Si dirà che di fronte a uno sciopero generale (indetto contro il divieto del Garante) che ha cercato di bloccare il Paese, alle devastazioni di Milano, Torino, Napoli, alle violenze contro i poliziotti finiti in ospedale, al clima da insurrezione popolare che serpeggia nelle piazze al grido “blocchiamo tutto”, impedire a una ventina di ciclisti di prendere parte a una gara è cosa da niente. Non è vero. Palesa invece lo stesso germe di violenza, la stessa incapacità di dialogo, il medesimo clima di odio e intimidazione che non sa esprimersi in diverso modo se non nell’imporre ad altri – in nome, sia chiaro, della libertà, della democrazia, della nonviolenza – la propria visione del mondo. Esattamente come fanno Hamas e il governo israeliano, che nel vicino di casa vedono sempre e solo un nemico.
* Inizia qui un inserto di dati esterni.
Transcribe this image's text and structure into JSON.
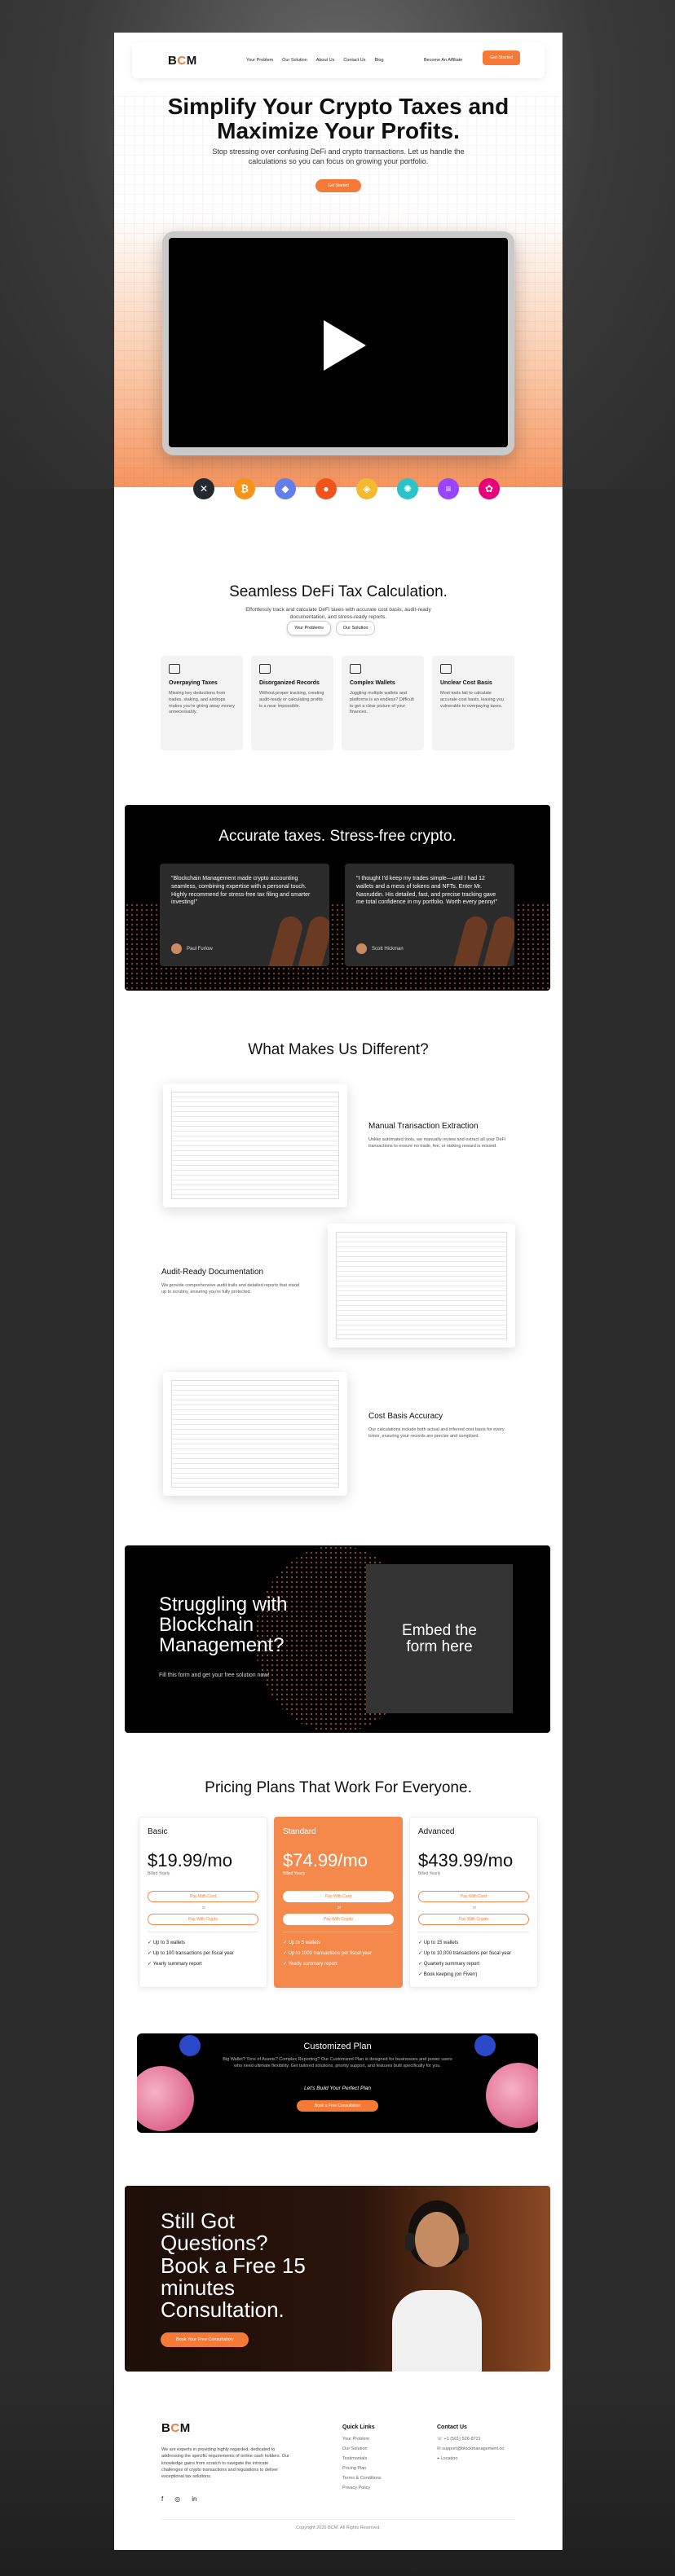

Cosa c’entri una gara in bicicletta con la sofferenza abnorme e ingiustificata dei palestinesi prigionieri a casa propria nella Striscia di Gaza (e degli israeliani prigionieri di Hamas: qualcuno se ne ricorda?) è un mistero impossibile da spiegare se non con motivazioni di stretta politica interna che con quanto succede laggiù c’entrano come i cavoli a merenda. A meno di credere che impedire a un ciclista (non a un operaio di una industria d’armi) di lavorare possa contribuire a far cessare la guerra (e se scopriamo che nelle due gare amatoriali varesine di oggi e domani sono iscritti degli israeliani che si fa, si fanno scendere dal sellino anche loro?). La Società Ciclistica Alfredo Binda e l’US Legnanese preferiscono il surplace limitandosi a esprimere «il più assoluto rispetto» per la scelta della Israel (non una parola in più) e forse nella diplomazia del settore ci può stare. Ma che tutto il mondo del ciclismo ne accetti supinamente le conseguenze, no. Un bel segnale, che non significherebbe affatto schierarsi a fianco di Netanyahu, potrebbe arrivare dalle altre squadre ciclistiche se decidessero di ritirarsi anch’esse dalle gare in segno di solidarietà con i colleghi costretti a piedi. Sentimento diffuso tra chi, per guadagnarsi la pagnotta, usa i “garuni”, per dirla alla Binda da Cittiglio e non comode barche a vela. Speranza vana?